A Jewelers of America restructuring will make affiliates responsible for collecting their own dues and could have a serious impact on the state groups’ futures.
JA’s leaders say the changes (see box for details) will let state groups boost their memberships, independently manage money matters, and create better state and regional networking events through increased communications. But they realize that some affiliates are either unwilling or unable to be more active for reasons within or beyond their control, such as location. Groups from rural states, for example, have the additional logistical challenge of traveling long distances to attend local or regional networking events.

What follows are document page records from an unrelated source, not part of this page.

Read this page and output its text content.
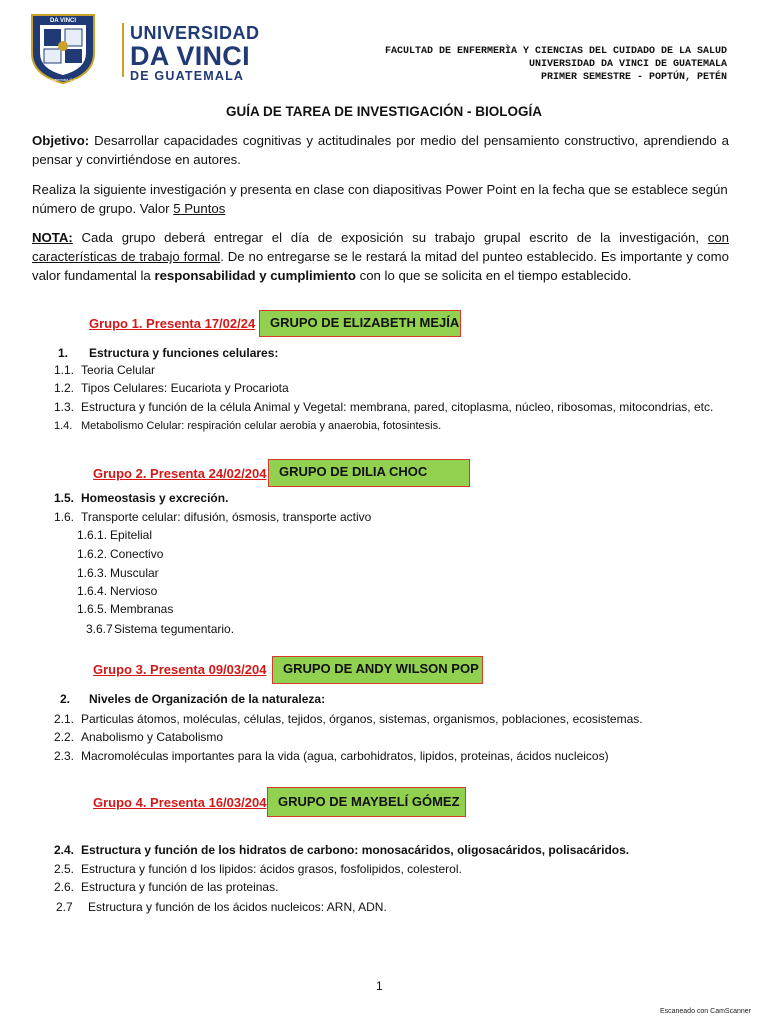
DA VINCI
Guatemala C.A.
UNIVERSIDAD
DA VINCI
DE GUATEMALA
FACULTAD DE ENFERMERÌA Y CIENCIAS DEL CUIDADO DE LA SALUD
UNIVERSIDAD DA VINCI DE GUATEMALA
PRIMER SEMESTRE - POPTÚN, PETÉN
GUÍA DE TAREA DE INVESTIGACIÓN - BIOLOGÍA
Objetivo: Desarrollar capacidades cognitivas y actitudinales por medio del pensamiento constructivo, aprendiendo a pensar y convirtiéndose en autores.
Realiza la siguiente investigación y presenta en clase con diapositivas Power Point en la fecha que se establece según número de grupo. Valor 5 Puntos
NOTA: Cada grupo deberá entregar el día de exposición su trabajo grupal escrito de la investigación, con características de trabajo formal. De no entregarse se le restará la mitad del punteo establecido. Es importante y como valor fundamental la responsabilidad y cumplimiento con lo que se solicita en el tiempo establecido.
Grupo 1. Presenta 17/02/24	GRUPO DE ELIZABETH MEJÍA
1. Estructura y funciones celulares:
1.1. Teoria Celular
1.2. Tipos Celulares: Eucariota y Procariota
1.3. Estructura y función de la célula Animal y Vegetal: membrana, pared, citoplasma, núcleo, ribosomas, mitocondrias, etc.
1.4. Metabolismo Celular: respiración celular aerobia y anaerobia, fotosintesis.
Grupo 2. Presenta 24/02/204 GRUPO DE DILIA CHOC
1.5. Homeostasis y excreción.
1.6. Transporte celular: difusión, ósmosis, transporte activo
1.6.1. Epitelial
1.6.2. Conectivo
1.6.3. Muscular
1.6.4. Nervioso
1.6.5. Membranas
3.6.7Sistema tegumentario.
Grupo 3. Presenta 09/03/204	GRUPO DE ANDY WILSON POP
2. Niveles de Organización de la naturaleza:
2.1. Particulas átomos, moléculas, células, tejidos, órganos, sistemas, organismos, poblaciones, ecosistemas.
2.2. Anabolismo y Catabolismo
2.3. Macromoléculas importantes para la vida (agua, carbohidratos, lipidos, proteinas, ácidos nucleicos)
Grupo 4. Presenta 16/03/204 GRUPO DE MAYBELÍ GÓMEZ
2.4. Estructura y función de los hidratos de carbono: monosacáridos, oligosacáridos, polisacáridos.
2.5. Estructura y función d los lipidos: ácidos grasos, fosfolipidos, colesterol.
2.6. Estructura y función de las proteinas.
2.7 Estructura y función de los ácidos nucleicos: ARN, ADN.
1
Escaneado con CamScanner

Barbara Hight, owner of Hight & Randall Personal Jeweler, thinks the new rules will be a challenge for less-active groups. “Some affiliates have been sustained step by step by JA national,” she says. “[For them] this change will be a real eye-opener.”
Nancy Fischer, head of the Minnesota and North Dakota affiliates as well as the Iowa group, suggests that small or less-active state groups “consider becoming multistate groups, a model that has worked well for many affiliates over the years.”
The changes had been in the works since the JA President and Executive’s Meeting in August 2006, when CEO Matt Runci informed the 39 state group heads the relationship between the national association and the state affiliates needed to change. This was followed by a strategic review of the organization, which determined that the current model was unsustainable. With over 80 percent of collected annual dues going back to the state affiliate, JA on average kept only about $12.21 per store.
“[As a national association], we wanted greater control over our resources and our members,” says JA’s chief operating officer Robert Headley.
The new JA, which recently merged with the Jewelry Information Center (see below), will support the industry with affiliate benefits, education, and lobbying.